Saya tidak memungkiri banyak sekali bakat-bakat muda di sini, bahkan di sekitar saya. Sehari-hari mereka tumbuh dengan kepercayaan diri dan harapan tinggi untuk kelak dapat seperti idolanya dalam bidang masing-masing. Sejak dini terus bersemangat mengasah bakatnya demi mencapai goal masing-masing. Tidur sedikit. Jarang bergaul. Habiskan masa muda dengan angka dan kata. Tapi kenyataannya, sebatas bakat tidak cukup. Setelah menyadari, ternyata malah balik lagi ke poin pertama: harus jago bacot juga.

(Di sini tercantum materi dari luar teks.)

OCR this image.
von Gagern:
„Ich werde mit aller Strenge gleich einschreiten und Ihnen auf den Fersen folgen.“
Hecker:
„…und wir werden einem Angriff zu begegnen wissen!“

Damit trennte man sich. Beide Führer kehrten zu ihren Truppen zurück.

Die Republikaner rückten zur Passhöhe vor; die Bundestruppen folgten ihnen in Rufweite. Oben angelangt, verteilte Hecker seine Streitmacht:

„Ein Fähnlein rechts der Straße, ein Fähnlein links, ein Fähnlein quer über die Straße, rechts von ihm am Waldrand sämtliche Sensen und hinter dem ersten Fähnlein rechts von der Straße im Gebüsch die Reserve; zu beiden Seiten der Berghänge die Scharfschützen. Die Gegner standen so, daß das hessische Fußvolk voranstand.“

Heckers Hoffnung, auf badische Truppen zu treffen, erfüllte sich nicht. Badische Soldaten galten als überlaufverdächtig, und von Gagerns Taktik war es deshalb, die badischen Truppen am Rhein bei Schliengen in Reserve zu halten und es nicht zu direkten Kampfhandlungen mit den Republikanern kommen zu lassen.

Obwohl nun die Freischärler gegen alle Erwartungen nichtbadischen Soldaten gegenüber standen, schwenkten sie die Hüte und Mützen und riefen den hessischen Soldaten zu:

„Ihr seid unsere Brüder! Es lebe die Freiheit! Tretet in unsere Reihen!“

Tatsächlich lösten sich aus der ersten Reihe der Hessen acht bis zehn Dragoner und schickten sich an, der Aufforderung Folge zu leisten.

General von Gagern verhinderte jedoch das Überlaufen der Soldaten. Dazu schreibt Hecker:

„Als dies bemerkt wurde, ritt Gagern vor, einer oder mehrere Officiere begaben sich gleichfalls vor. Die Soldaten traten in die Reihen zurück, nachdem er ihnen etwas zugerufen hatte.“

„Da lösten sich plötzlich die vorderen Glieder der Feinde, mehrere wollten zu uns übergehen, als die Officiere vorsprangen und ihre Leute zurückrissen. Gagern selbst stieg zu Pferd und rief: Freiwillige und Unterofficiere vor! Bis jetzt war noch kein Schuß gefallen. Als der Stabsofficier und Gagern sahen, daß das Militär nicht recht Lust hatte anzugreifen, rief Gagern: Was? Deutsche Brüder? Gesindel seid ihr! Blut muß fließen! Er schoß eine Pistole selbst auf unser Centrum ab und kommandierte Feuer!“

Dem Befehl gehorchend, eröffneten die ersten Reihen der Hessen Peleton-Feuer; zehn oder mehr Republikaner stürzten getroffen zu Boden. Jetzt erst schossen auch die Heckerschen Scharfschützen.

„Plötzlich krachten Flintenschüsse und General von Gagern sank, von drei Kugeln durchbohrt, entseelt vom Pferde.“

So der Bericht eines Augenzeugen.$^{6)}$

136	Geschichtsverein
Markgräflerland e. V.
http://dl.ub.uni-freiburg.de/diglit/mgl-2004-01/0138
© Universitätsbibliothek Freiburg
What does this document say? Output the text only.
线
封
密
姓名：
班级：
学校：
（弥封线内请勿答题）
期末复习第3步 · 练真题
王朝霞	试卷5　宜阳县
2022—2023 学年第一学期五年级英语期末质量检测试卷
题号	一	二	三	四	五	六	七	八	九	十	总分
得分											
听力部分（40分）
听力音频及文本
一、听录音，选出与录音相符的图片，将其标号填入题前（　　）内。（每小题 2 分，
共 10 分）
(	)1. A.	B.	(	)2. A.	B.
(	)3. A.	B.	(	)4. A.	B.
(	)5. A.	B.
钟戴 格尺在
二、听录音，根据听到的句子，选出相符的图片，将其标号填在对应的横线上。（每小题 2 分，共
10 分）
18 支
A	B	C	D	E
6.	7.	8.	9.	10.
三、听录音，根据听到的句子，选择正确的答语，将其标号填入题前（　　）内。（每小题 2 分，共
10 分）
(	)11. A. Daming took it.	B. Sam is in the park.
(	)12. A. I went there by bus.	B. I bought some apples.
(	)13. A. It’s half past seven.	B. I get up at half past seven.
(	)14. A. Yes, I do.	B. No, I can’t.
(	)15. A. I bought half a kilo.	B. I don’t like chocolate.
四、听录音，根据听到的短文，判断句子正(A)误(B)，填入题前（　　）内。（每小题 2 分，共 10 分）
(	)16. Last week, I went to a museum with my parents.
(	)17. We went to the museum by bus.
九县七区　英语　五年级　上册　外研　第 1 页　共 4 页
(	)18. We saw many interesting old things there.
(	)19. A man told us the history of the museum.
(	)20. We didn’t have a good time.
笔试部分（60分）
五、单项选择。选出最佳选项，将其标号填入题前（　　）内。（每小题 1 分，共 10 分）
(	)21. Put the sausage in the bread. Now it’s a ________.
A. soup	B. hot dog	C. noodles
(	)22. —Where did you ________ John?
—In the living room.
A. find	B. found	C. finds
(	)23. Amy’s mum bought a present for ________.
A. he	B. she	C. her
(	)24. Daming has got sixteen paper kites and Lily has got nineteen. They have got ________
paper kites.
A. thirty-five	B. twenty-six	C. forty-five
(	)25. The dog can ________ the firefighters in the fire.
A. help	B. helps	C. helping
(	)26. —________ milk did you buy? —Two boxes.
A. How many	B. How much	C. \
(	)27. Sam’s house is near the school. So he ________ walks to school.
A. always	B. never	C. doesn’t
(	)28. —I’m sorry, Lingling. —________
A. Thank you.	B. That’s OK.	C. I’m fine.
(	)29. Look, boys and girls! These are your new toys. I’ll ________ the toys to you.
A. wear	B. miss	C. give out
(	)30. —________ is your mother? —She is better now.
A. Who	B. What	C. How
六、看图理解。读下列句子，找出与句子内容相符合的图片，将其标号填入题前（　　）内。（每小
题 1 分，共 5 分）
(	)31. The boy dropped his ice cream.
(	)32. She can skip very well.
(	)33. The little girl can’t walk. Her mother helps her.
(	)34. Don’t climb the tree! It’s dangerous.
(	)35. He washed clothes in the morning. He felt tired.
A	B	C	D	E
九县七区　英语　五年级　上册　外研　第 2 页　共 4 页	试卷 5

Budaya dan latar belakang negara tentu menentukan keahlian berbicara di depan umum untuk meyakinkan investor atau katakanlah user, misal, dalam suatu penyaringan tenaga kerja. Orang luar sudah terbiasa untuk sekadar mengutarakan pendapat kepada orang lain. Namun di sini tidak begitu, biasanya. Seseorang dengan bakat lumayan pada masa kecil tumbuh dewasa dengan segala ketakutan yang ditransfer oleh orang-orang lebih tua dan berkepentingan. Jadilah waktu mendewasakan usianya namun gagal mendewasakan bakatnya. Talent hunter tentu memilih sosok yang gampang diajak berbicara sebab dengan cara apa lagi satu sama lain bekerjasama dan berkompromi jika tidak dengan berkomunikasi. Karena lebih mudah mengidentifikasi keahlian bacot daripada bakat yang sering kali hanya terkubur dalam palung hati seseorang, bahkan mungkin ia sendiri tidak sadar dianugerahi bakat itu.
3. Beungeut
Awalnya saya pikir manusia berparas cantik dan ganteng itu cuma laku di sinetron dan model reklame saja, atau setidaknya industri lain takkan begitu mendiskriminasi penampilan termasuk postur tubuh. Setelah saya alami, rupanya faktor beunget ini lumayan berpengaruh terhadap kesuksesan seseorang dalam bidang masing-masing. Jumlah orang ganteng dan cantik di kampung sepertinya tidak terlalu melimpah layaknya di kota. Yah mungkin karena tampil menawan sepanjang hari itu butuh modal, sementara mereka untuk memutuskan membeli antara baju bola KW3 atau beras raskin pun mikirnya sampai setahun. Keburu nikah dan punya anak, sebelum sempat mengukir wajah sendiri.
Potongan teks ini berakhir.